Will It Help Me Survive an Act of Nuclear Terror?

Pictured: bricked in fireplace, one BBB pillar candle (ivory) and a beat-up mirror someone threw out


Dickens by candlelight--Day Four
On 134 page of 852. Bleak House experiences its first suspicious death: young man, advanced stages of starvation. Profession: freelance copier of legal documents. Cause of death: drug overdose. Place of death: a low, filthy bed in a rented room over a rag and bottle warehouse. Drug in question: opium.

Before last night’s reading (with its victim reminiscent of one or two 21st Century chaps I know), I made the mistake of checking nytimes.com, and came across the following article, full like a punchbowl with holiday cheer:

U.S. Rethinks Strategy for the Unthinkable

Imagine how glad I was to know that in the case of a nuclear blast, I should, stay put, hunker down, have a cuppa tea, let them that know tell me when it’s finally time for me to get the hell out of Sin City. With this news freshly in mind, I turned off the computer and the lights, lit up (candle—not opium pipe) and settled down for the evening’s installment of Dickens by candlelight.

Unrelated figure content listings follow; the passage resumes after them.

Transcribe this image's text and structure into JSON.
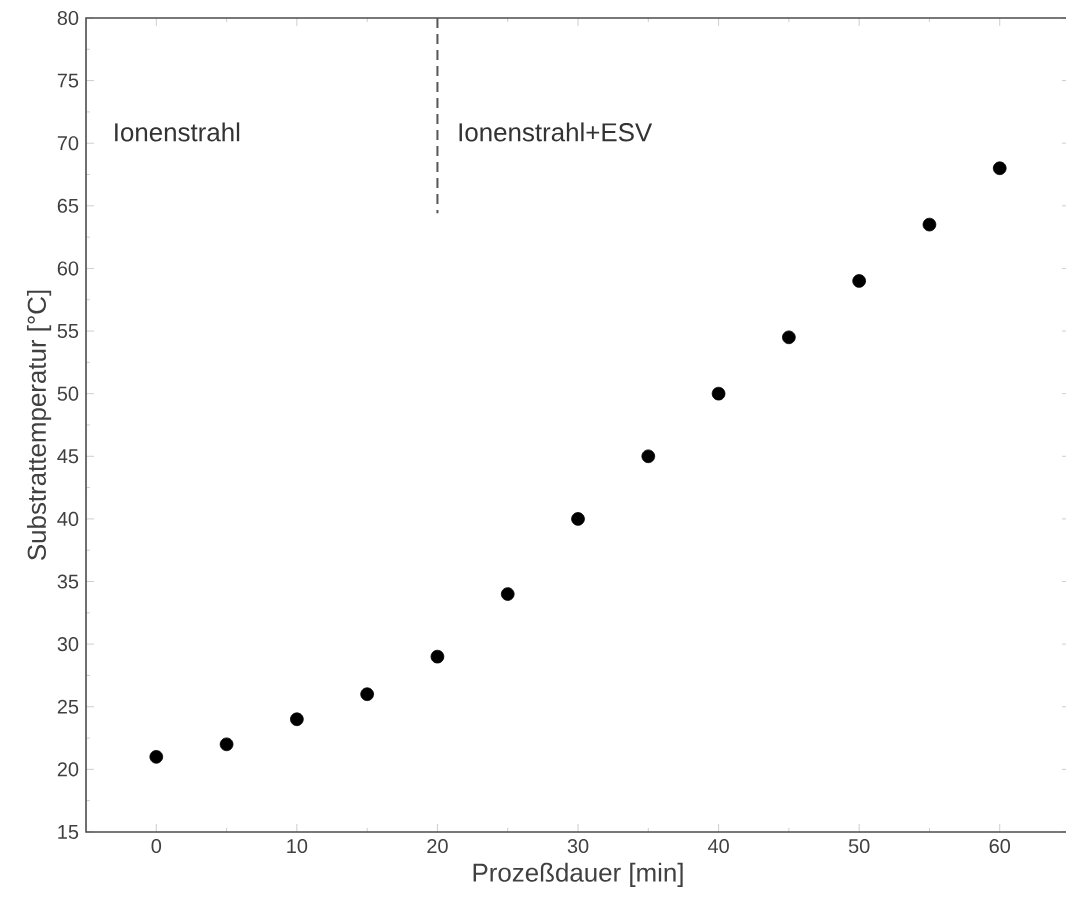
{
  "chart_data": {
    "type": "scatter",
    "xlabel": "Prozeßdauer [min]",
    "ylabel": "Substrattemperatur [°C]",
    "x": [
      0,
      5,
      10,
      15,
      20,
      25,
      30,
      35,
      40,
      45,
      50,
      55,
      60
    ],
    "values": [
      21,
      22,
      24,
      26,
      29,
      34,
      40,
      45,
      50,
      54.5,
      59,
      63.5,
      68
    ],
    "color": "#000000",
    "marker": "circle",
    "xlim": [
      -5,
      65
    ],
    "ylim": [
      15,
      80
    ],
    "xticks": [
      0,
      10,
      20,
      30,
      40,
      50,
      60
    ],
    "yticks": [
      15,
      20,
      25,
      30,
      35,
      40,
      45,
      50,
      55,
      60,
      65,
      70,
      75,
      80
    ],
    "ref_lines": [
      {
        "axis": "x",
        "value": 20,
        "line_style": "dashed",
        "color": "#555555"
      }
    ],
    "annotations": [
      "Ionenstrahl",
      "Ionenstrahl+ESV"
    ],
    "grid": false
  }
}
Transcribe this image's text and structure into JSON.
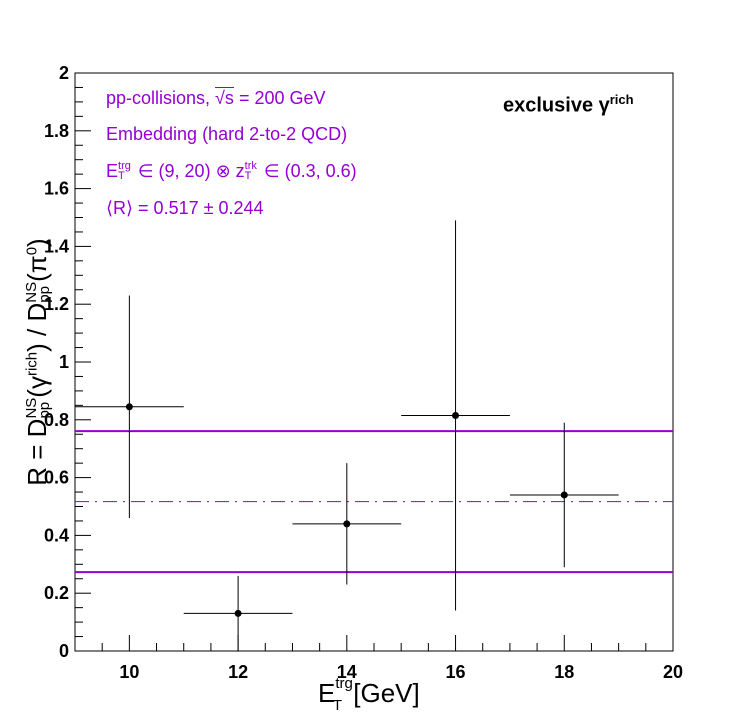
{
  "chart_data": {
    "type": "scatter",
    "title": "exclusive γ^rich",
    "title_main": "exclusive γ",
    "title_sup": "rich",
    "xlabel": "E_T^trg [GeV]",
    "ylabel": "R = D_pp^NS(γ^rich) / D_pp^NS(π^0)",
    "xlim": [
      9,
      20
    ],
    "ylim": [
      0,
      2
    ],
    "x_ticks": [
      "10",
      "12",
      "14",
      "16",
      "18",
      "20"
    ],
    "y_ticks": [
      "0",
      "0.2",
      "0.4",
      "0.6",
      "0.8",
      "1",
      "1.2",
      "1.4",
      "1.6",
      "1.8",
      "2"
    ],
    "grid": false,
    "series": [
      {
        "x": [
          10,
          12,
          14,
          16,
          18
        ],
        "y": [
          0.845,
          0.13,
          0.44,
          0.815,
          0.54
        ],
        "x_err": [
          1,
          1,
          1,
          1,
          1
        ],
        "y_err_low": [
          0.385,
          0.13,
          0.21,
          0.675,
          0.25
        ],
        "y_err_high": [
          0.385,
          0.13,
          0.21,
          0.675,
          0.25
        ],
        "color": "#000000"
      }
    ],
    "reference_lines": {
      "mean": 0.517,
      "upper": 0.761,
      "lower": 0.273,
      "color": "#9400d3",
      "mean_style": "dash-dot",
      "band_style": "solid"
    },
    "annotations": [
      "pp-collisions, √s = 200 GeV",
      "Embedding (hard 2-to-2 QCD)",
      "E_T^trg ∈ (9, 20) ⊗ z_T^trk ∈ (0.3, 0.6)",
      "⟨R⟩ = 0.517 ± 0.244"
    ]
  },
  "text": {
    "annot1_a": "pp-collisions, ",
    "annot1_sqrt": "√s",
    "annot1_b": " = 200 GeV",
    "annot2": "Embedding (hard 2-to-2 QCD)",
    "annot3_e": "E",
    "annot3_trg": "trg",
    "annot3_T1": "T",
    "annot3_mid": " ∈ (9, 20) ⊗ z",
    "annot3_trk": "trk",
    "annot3_T2": "T",
    "annot3_end": " ∈ (0.3, 0.6)",
    "annot4": "⟨R⟩ = 0.517 ± 0.244",
    "xaxis_E": "E",
    "xaxis_trg": "trg",
    "xaxis_T": "T",
    "xaxis_unit": " [GeV]",
    "yaxis_a": "R = D",
    "yaxis_NS1": "NS",
    "yaxis_pp1": "pp",
    "yaxis_b": "(γ",
    "yaxis_rich": "rich",
    "yaxis_c": ") / D",
    "yaxis_NS2": "NS",
    "yaxis_pp2": "pp",
    "yaxis_d": "(π",
    "yaxis_zero": "0",
    "yaxis_e": ")"
  }
}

By way of full disclosure, I read by not one candle light but three. In actuality it is one candle, but one of those fancy Bed Bath and Beyond numbers with three wicks.

Each night, I’ve been trying to figure how best to get the optimal light out of what probably adds up to about 20 or less watts of electric light. The main questions being: Where does one place candle? Where does one place self in relation to candle? And where does one place five pound book in relation to self and candle?

Ultimately, I decided to place the candle where I always have one, that is in the bricked-up fireplace in my room in front of the antique mirror I picked out of a trash heap on a Manhattan street. Second point of full disclosure, this does magnify my three wick candle’s light by two. (One might argue that this means I am reading by not one candle but six, but if you want to get technical with me Dickens has just the court for us to settle the dispute.)

Now as for the next two questions: placement of self and book. Optimal placement of self in relation to candle: still undecided. Last night it was on the floor, propped up by pillows, freezing in my longjohns, nearly recumbent like a certain drug overdose in the reading. 

Nemo, the Drug Overdose, with Hellcat


Now for the final question: optimal placement of book in relation to candle. This one is not up for debate. The book must be tilted toward the light and since candlelight is always uplighting (blame the laws of physics), this means that one must angle the pages of the book down. Are you picturing it? This, Mesdames & mssrs, is the hardest part of my experiment, reading with a book pointed toward the floor.

In bed after the overdose, I found my mind conflating the nytimes.com article with my experiment. I wondered if in the case of a nuclear holocaust that my newly found skills of candlelight reading might not help me (and those lucky enough to be with me) survive.

Provided that we find a proper basement or parking garage.
Provided that said basement has a library of Victorian Fiction.
And a candle.
With three wicks please.

Any requests of books for me to read to you in our bunker?